En ese momento, las bromas de Dongfang Hao no solo la hicieron sucumbir por completo, sino que también la llenaron de expectación. Una parte de su corazón comenzó a palpitar, ¡y todos sus deseos más profundos se despertaron gracias a él!

¡Pero ella no quería tener una relación con ese hombre por culpa de un afrodisíaco!

Justo cuando Dongfang Hao estaba a punto de besarlo tiernamente de nuevo, sintió un hormigueo y un entumecimiento en el hombro, y entonces se dio cuenta de que no podía moverse.

Se quedó mirando con los ojos muy abiertos mientras observaba a Mu Qinghan bajar lentamente la mano después de presionar sus puntos de acupuntura.

Los Siete Días de Placer en el cuerpo de Dongfang Hao ya habían comenzado a surtir efecto, atormentándolo poco a poco. Ante él se encontraba la mujer que más amaba, con sus hombros perfumados entreabiertos y el cuerpo empapado.
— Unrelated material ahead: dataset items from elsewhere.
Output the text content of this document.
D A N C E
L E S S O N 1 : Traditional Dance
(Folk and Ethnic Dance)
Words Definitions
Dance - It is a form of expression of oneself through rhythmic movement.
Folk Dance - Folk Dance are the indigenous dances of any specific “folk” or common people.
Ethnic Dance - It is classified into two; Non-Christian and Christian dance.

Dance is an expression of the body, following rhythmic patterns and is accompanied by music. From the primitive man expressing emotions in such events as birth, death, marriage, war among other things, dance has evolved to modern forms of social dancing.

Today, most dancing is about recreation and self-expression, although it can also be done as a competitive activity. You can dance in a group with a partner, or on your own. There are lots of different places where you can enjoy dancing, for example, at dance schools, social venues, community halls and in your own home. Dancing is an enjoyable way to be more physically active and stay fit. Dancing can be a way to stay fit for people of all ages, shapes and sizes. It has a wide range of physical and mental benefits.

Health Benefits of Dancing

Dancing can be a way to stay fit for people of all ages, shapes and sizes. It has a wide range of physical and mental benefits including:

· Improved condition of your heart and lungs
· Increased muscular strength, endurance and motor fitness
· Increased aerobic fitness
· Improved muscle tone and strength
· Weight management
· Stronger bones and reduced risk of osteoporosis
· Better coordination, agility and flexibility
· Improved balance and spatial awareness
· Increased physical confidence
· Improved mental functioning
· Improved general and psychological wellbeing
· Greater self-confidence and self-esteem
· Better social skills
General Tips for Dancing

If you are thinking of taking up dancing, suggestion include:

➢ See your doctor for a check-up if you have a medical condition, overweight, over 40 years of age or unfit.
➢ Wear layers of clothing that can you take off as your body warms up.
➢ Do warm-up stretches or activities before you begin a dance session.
Podía ver los seductores labios rojos de Mu Qinghan, hinchados por sus besos, el rubor en su exquisito rostro y la tenue fragancia que emanaba de su cuerpo...

Con tantas tentaciones, el placer de siete días que sentía en su interior se intensificó, pero en ese momento estaba inmovilizado por puntos de acupuntura y no podía moverse en absoluto. Aquella era una situación verdaderamente tortuosa.

"Dongfang Hao, te dije que tengo el antídoto, así que no necesitas..." Mu Qinghan miró a Dongfang Hao de pies a cabeza, con una sonrisa traviesa que brilló en sus ojos.

En ese momento, el atractivo rostro de Dongfang Hao reveló una expresión algo feroz, y su pecho estaba cubierto de moretones, producto de cuando ella lo había pellizcado.

Si tuviera una cámara, a Mu Qinghan le encantaría inmortalizar a Dongfang Hao en este estado para siempre.

"Abre la boca, traga esta medicina y luego regula tu respiración durante media hora, y estarás bien." Mu Qinghan arqueó una ceja, esforzándose por reprimir el latido acelerado de su corazón y la leve sensación que le había provocado Dongfang Hao.

Mu Qinghan sacó de su pecho un pequeño frasco de porcelana y vertió una pequeña píldora roja de la botella, que parecía de cristal. "Esto lo hice en mi tiempo libre. Desafortunadamente, es el antídoto para el ciclo de siete días. Para ser precisos, puede curar la mayoría de los afrodisíacos del mundo".

Resulta curiosa coincidencia que Mu Qinghan preparara este antídoto por impulso, cuando no tenía nada más que hacer. Su elaboración no fue sencilla; investigó durante mucho tiempo antes de lograrlo. Podría decirse que era un antídoto para la mayoría de los afrodisíacos. Así pues, aunque no existía un antídoto para los dominantes Siete Días de Placer, este resultó ser capaz de curarlos.

Mu Qinghan acercó la pequeña píldora roja a los labios de Dongfang Hao, explicándole pacientemente mientras lo hacía, algo poco común en ella.

Fuera de la gélida piscina, Wu Luan escuchó la conversación. Frunció el ceño y suspiró, murmurando para sí misma: «Mi señor, incluso el más sabio puede equivocarse. Este Mu Qinghan es verdaderamente extraordinario; incluso posee el antídoto para los Siete Días de Placer. Ahora, le corresponde a usted, mi señor, decidir qué hacer…»

Si Mu Qinghan supiera que usted, señor, le proporcionó personalmente este placer de siete días, y que su propósito era bastante despreciable, lascivo y vil...

Con solo imaginarlo, Wu Luan sintió que la escena probablemente sería muy sangrienta y violenta.

Señor, esta noche le conviene rezar para tener buena suerte. En cuanto al antídoto, usted decide si lo toma o no.

Dongfang Hao frunció sus finos labios, con gotas de sudor resbalando por su frente. Estaba decidido a ponerle las manos encima a Mu Qinghan esa noche, ¡así que no podía tomar el antídoto bajo ningún concepto!

Mantuvo la boca cerrada, negándose a tragar el antídoto que Mu Qinghan ya había colocado delante de su boca.

Mu Qinghan lo miró con furia, preguntándose qué tramaba Dongfang Hao. "¡Abre la boca, imbécil! ¿No vas a tomar el antídoto aunque esté disponible?"